Woolworths General Manager, Quality and Sustainability Alex Holt highlighted the importance of this collaboration.

“We’re really pleased to see such a wide range of industry players come together in support of such a worthy goal. Moving towards a circular economy won’t be easy, but we have the right mix of organisations on board to help make it a reality,” Mr Holt said.

Federal Environment Minister Melissa Price congratulated the Australian Packaging Covenant Organisation (APCO) and the initial working group of businesses that are supporting the targets.

Minister Price has also officially launched the Australasian recycling Label to help achieve the 2025 National Packaging Targets, developed by Planet Ark, PREP Design and APCO to help consumers better understand how to recycle packaging.

“The Australasian Recycling Label provides people with easy to understand recycling information when they need it most, in those few seconds when they are deciding what bin the package goes in. The label removes confusion and reduces waste,” Ms Price said.

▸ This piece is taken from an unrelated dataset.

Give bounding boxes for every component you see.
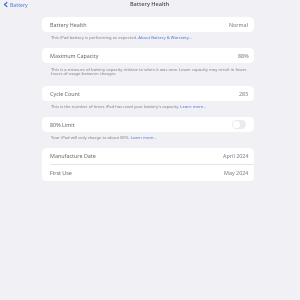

With more than 200 recycling labels currently being used in Australia, the new system aims to reduce confusion and contamination in the waste stream.

Nestlé Head of Corporate and External Relations Oceania Margaret Stuart said the inclusion of the label on Netslé’s packaging was a demonstration of the company’s commitment to sustainability.

“More and more people who buy our products want to know how to manage packing waste, so we have committed to implementing the Australasian Recycling Label across all our locally controlled products by 2020,” Ms Stuart said.

Unilever ANZ CEO Clive Stiff has said the announcements are a critical step towards greater collective action on increasing the nationals recycling capability.

“Plastic packaging waste represents an $80 billion loss to the global economy every year. The benefits of the circular economy approach are clear for business and the environment – the more effective use of materials means lower costs and less waste,” Mr Stiff said.

“We are proud to have recently announced that bottles of popular Unilever products like OMO, Dove, Sunsilk, Surf and TRESemmé will soon be made with at least 25% Australian recycled plastic.

“This is just the start for us and no business can create a circular economy in isolation. Heavy lifting is needed from all players involved – suppliers, packaging converters, brand owners, policy makers and retailers, collectors, sorters and recyclers. We need a complete shift in how we think about and use resources.”